How Spammers Will Beat Challenge-Response Systems, And Other Conversations About
from the spam-spam-spam-spam dept
Lots and lots of spam stories today. For all my complaints about challenge-response anti-spam systems, I’ve always assumed that they would at least work to the level they promise. Mitch Wagner over at Internet Week is explaining how spammers will get around challenge response systems. He suggests that, first, spammers will start sending out fake challenges, getting people to respond (indicating their email address is real). Then, he points out that all challenge-response systems have some sort of “override” that will let messages through – and it won’t take long for spammers to figure out how to forge that and break through any challenge-response system.
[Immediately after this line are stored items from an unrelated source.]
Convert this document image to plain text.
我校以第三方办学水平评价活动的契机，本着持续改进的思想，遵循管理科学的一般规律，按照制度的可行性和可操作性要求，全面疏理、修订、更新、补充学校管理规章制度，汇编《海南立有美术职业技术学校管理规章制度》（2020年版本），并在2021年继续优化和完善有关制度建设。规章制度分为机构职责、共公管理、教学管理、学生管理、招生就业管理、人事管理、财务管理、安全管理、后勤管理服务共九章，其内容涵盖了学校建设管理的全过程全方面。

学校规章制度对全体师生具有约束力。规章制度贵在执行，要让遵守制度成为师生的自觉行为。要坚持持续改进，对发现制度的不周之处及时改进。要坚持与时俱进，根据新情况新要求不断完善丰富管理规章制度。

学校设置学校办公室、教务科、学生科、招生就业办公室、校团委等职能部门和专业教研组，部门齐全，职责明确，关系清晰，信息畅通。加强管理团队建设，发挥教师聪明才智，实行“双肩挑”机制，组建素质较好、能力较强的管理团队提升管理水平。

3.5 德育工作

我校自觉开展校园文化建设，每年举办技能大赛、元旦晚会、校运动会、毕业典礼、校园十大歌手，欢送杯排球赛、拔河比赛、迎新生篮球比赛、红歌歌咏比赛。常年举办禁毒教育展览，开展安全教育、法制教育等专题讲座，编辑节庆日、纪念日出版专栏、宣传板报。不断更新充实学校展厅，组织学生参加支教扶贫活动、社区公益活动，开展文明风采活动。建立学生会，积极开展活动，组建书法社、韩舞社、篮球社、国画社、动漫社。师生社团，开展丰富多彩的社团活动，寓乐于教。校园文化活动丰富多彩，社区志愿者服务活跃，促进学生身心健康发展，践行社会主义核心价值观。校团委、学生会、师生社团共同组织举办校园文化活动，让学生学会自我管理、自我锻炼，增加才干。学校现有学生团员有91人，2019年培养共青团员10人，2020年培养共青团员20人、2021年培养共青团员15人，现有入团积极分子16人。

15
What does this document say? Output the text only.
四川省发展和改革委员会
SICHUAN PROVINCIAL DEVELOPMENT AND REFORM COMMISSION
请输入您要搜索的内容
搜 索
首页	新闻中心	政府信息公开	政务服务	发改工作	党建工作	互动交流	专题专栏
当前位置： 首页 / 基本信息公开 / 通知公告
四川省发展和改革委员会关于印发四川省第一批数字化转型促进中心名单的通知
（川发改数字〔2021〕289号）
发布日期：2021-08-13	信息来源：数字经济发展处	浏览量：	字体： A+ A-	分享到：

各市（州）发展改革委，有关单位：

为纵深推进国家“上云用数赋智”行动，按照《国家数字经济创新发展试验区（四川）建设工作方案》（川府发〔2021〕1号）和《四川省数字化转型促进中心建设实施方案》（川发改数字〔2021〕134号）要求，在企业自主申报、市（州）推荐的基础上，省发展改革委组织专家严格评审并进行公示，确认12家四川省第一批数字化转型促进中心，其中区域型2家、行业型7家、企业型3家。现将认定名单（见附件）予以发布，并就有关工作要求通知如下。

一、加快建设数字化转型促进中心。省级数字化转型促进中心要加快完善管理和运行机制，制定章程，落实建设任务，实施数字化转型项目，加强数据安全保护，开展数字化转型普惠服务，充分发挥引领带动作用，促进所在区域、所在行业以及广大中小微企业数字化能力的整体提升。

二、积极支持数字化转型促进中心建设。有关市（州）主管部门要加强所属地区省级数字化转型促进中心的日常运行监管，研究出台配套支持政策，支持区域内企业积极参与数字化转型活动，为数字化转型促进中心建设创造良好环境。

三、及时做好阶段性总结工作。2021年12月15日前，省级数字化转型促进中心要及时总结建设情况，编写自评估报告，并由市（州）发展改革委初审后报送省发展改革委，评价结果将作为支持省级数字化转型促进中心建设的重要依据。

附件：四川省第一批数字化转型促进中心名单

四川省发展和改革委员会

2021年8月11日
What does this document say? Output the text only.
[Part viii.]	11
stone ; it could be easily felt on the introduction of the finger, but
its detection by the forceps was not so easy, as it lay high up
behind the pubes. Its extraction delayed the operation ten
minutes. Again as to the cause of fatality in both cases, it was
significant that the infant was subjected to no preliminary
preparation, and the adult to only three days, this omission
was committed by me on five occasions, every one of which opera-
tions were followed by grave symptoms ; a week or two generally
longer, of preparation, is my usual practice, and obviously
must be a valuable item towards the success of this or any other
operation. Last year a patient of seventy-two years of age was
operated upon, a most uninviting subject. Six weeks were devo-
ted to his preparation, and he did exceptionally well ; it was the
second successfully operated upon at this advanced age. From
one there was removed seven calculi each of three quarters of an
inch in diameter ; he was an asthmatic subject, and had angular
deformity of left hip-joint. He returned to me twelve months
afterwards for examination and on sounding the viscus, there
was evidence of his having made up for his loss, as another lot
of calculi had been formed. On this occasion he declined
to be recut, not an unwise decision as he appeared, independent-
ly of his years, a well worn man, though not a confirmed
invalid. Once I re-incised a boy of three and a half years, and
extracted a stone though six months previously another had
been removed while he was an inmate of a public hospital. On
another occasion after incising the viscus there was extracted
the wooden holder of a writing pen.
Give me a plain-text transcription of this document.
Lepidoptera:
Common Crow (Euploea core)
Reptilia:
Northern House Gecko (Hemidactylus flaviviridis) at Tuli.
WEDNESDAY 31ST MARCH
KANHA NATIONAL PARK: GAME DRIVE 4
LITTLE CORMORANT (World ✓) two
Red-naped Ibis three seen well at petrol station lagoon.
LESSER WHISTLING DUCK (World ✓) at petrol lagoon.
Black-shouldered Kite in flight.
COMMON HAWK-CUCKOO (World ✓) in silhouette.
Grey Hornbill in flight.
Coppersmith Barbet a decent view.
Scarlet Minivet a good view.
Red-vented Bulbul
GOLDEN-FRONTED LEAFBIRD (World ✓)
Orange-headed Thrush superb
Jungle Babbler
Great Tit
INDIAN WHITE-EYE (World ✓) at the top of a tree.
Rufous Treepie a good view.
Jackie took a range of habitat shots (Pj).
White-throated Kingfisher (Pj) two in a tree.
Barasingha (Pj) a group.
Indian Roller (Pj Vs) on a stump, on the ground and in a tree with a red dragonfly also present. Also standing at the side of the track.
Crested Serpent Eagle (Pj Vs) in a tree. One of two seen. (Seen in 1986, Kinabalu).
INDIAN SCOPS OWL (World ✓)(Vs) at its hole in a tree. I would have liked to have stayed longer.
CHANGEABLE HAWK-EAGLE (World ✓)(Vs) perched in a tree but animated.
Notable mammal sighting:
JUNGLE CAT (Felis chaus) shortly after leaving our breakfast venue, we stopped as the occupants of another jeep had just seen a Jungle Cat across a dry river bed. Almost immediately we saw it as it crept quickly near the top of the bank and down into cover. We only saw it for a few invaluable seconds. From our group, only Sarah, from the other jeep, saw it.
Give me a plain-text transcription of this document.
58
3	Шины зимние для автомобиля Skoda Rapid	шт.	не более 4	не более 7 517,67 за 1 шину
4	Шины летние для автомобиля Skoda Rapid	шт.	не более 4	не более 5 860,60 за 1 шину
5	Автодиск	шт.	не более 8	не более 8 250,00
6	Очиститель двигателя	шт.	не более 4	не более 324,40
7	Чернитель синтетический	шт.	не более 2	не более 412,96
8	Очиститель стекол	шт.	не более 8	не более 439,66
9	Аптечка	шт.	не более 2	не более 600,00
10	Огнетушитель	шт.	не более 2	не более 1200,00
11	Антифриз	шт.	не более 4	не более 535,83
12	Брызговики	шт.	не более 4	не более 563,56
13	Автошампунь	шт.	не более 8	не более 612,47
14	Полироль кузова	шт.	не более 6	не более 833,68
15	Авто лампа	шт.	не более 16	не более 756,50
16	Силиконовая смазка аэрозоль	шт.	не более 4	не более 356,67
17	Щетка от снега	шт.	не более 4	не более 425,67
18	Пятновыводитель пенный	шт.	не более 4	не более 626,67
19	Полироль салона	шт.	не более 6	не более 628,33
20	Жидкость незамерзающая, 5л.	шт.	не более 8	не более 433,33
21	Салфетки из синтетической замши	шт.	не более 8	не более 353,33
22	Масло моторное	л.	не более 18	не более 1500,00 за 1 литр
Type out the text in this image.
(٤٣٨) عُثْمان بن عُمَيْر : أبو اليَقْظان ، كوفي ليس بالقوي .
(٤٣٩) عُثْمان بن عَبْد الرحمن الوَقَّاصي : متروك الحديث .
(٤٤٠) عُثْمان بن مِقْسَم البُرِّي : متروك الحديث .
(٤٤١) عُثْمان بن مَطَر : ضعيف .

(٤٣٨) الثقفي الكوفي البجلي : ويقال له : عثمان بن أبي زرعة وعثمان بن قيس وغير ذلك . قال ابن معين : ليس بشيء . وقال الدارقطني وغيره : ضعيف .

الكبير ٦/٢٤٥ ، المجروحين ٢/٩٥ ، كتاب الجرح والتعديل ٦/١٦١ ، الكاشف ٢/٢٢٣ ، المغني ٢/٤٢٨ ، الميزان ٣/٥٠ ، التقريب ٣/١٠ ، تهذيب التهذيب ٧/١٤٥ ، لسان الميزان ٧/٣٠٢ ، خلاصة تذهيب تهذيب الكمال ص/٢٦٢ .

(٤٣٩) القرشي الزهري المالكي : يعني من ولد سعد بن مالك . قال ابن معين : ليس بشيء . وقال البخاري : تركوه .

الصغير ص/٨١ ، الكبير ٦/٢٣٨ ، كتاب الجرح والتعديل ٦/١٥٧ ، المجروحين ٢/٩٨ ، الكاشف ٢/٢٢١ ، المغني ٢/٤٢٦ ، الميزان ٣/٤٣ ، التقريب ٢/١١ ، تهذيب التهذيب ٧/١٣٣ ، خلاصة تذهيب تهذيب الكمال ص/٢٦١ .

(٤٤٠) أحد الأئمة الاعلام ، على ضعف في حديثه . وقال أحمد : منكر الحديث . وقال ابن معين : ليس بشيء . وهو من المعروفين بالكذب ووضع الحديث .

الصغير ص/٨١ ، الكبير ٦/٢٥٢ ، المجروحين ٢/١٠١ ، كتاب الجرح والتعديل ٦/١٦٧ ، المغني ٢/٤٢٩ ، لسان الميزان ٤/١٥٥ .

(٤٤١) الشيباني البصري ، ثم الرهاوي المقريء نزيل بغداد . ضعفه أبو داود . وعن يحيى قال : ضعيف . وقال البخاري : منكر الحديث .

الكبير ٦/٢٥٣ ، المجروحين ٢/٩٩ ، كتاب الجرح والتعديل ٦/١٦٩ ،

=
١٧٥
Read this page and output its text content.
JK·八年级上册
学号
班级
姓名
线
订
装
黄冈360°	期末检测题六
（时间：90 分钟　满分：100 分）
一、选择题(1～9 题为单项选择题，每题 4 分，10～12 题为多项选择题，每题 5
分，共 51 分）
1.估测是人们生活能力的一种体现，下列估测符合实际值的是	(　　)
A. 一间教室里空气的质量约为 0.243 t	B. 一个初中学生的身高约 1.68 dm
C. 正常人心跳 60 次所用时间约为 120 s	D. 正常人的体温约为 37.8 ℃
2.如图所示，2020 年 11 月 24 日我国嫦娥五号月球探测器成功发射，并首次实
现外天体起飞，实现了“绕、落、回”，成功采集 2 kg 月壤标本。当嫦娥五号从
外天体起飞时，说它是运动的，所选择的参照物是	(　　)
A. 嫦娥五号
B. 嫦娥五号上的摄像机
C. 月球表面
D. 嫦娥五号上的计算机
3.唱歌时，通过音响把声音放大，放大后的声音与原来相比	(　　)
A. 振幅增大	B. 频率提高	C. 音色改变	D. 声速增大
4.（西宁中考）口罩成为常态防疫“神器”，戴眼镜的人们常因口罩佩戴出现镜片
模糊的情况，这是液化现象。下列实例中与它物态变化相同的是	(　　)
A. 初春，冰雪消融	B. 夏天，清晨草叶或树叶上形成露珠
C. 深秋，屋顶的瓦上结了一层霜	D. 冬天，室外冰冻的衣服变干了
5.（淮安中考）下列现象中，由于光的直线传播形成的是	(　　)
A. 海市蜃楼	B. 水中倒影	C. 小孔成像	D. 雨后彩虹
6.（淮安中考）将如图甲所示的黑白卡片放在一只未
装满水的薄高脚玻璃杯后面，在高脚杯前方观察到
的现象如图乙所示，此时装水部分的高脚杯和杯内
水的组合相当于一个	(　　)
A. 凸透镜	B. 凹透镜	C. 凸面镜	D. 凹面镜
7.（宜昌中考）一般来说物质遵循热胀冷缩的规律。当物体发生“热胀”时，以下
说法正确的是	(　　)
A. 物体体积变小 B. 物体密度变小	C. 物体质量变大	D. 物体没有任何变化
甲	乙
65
So, then you’ll still be getting spam and you’ll be annoying anyone who wants to email you legitimately. Sounds like a lose-lose situation. Meanwhile, on the corporate side, too many executives don’t realize how big a threat spam is and many office places don’t have an official policy for how to deal with spam. The fear in both cases is that employees will help bring an avalanche more spam into the corporate network and that the company could face some legal liability for pornographic spam received. Finally, here’s a study saying that spam is costing companies billions. Like studies about software and entertainment theft, I question how they come up with these figures, but it looks like the majority portion is in extra IT resources to deal with the spam problem – which is a legitimate cost (unlike “lost productivity” which is very difficult to measure).
Comments on “How Spammers Will Beat Challenge-Response Systems, And Other Conversations About”
Challenge Response faults
So heres a solution. The challenge response system should include a built in function so that if the email looks like spam, it sends an “email ping” to the originating address, if it comes back host unknown, then it dumps the email and does not send the challenge response.